Disc One opens with the Denver-atypical “The Road,” a demo that could easily have been the title song for a Western. On the third track Denver renders the wistful traditional ballad “The Wagoner’s Lad,” a song folk music aficionados might also recognize as “My Horses Ain’t Hungry” or “Pretty Mary.”  Track five, “Babe, I Hate to Go” was a privately pressed number that would later come to be known as “Leaving on a Jet Plane”; in 1969 it was the first and only No. 1 for Peter, Paul and Mary. Things get political with track seven, but even supporters of the 37th president will find “The ’68 Nixon (This Year’s Model)” amusing. Disc One closes with “Grizzly Bear Song,” a snippet from the ultra-rare “The John Denver Radio Show “promotional record.

Disc Two opens with the soaring “Rocky Mountain High,” now one of Colorado’s two official state songs. The exhilarating “The Eagle and the Hawk” appears as track six, and Bryan Bowers’ “Berkeley Woman” appears as track eight, with Bowers on Autoharp and Paul Prestopino on fretted dulcimer. Also featured on this disc are selections from “Back Home Again” — arguably Denver’s most successful album — including “Annie’s Song,” written for his first wife, something of a mythic figure among fans. The live version of John Martin Sommers’ joyous “Thank God I’m a Country Boy” is here, as is the live version of Jim Connor’s rollicking “Grandma’s Feather Bed.”

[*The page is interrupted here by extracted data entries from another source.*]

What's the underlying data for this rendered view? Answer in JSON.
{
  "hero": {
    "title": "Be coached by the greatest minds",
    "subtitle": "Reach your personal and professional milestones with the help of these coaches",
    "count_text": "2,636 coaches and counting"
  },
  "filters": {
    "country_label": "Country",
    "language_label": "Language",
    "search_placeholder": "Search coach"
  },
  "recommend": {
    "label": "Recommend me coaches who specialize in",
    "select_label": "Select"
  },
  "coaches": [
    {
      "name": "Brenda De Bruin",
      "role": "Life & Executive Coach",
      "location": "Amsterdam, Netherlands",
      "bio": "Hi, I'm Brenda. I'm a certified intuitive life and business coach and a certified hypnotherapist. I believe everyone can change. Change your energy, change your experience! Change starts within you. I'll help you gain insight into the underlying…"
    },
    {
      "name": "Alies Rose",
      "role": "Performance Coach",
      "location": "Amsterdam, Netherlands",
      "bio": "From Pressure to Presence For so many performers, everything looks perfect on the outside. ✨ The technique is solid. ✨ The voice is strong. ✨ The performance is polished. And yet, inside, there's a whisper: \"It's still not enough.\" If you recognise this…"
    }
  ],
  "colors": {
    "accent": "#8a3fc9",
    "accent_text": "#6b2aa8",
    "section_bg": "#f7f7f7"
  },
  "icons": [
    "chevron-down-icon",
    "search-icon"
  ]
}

Disc Three highlights include the invigorating “Calypso” written for Denver’s good friend Jacques Cousteau and “Fly Away,” featuring the ethereal vocals of Olivia Newton-John. More duets are highlighted on Disc Four, including “Perhaps Love,” featuring Plácido Domingo and “Wild Montana Skies” featuring Emmylou Harris.

Listeners who know Denver’s work well may be slightly disoriented by the sequencing of some of the songs, and knowledgeable fans may notice one or two inaccuracies in Colorado Music Hall of Fame director G. Brown’s accompanying essay, but these are nitpicks.

And no worries: Randy Sparks’ slam “Saturday Night in Toledo, Ohio” is not included.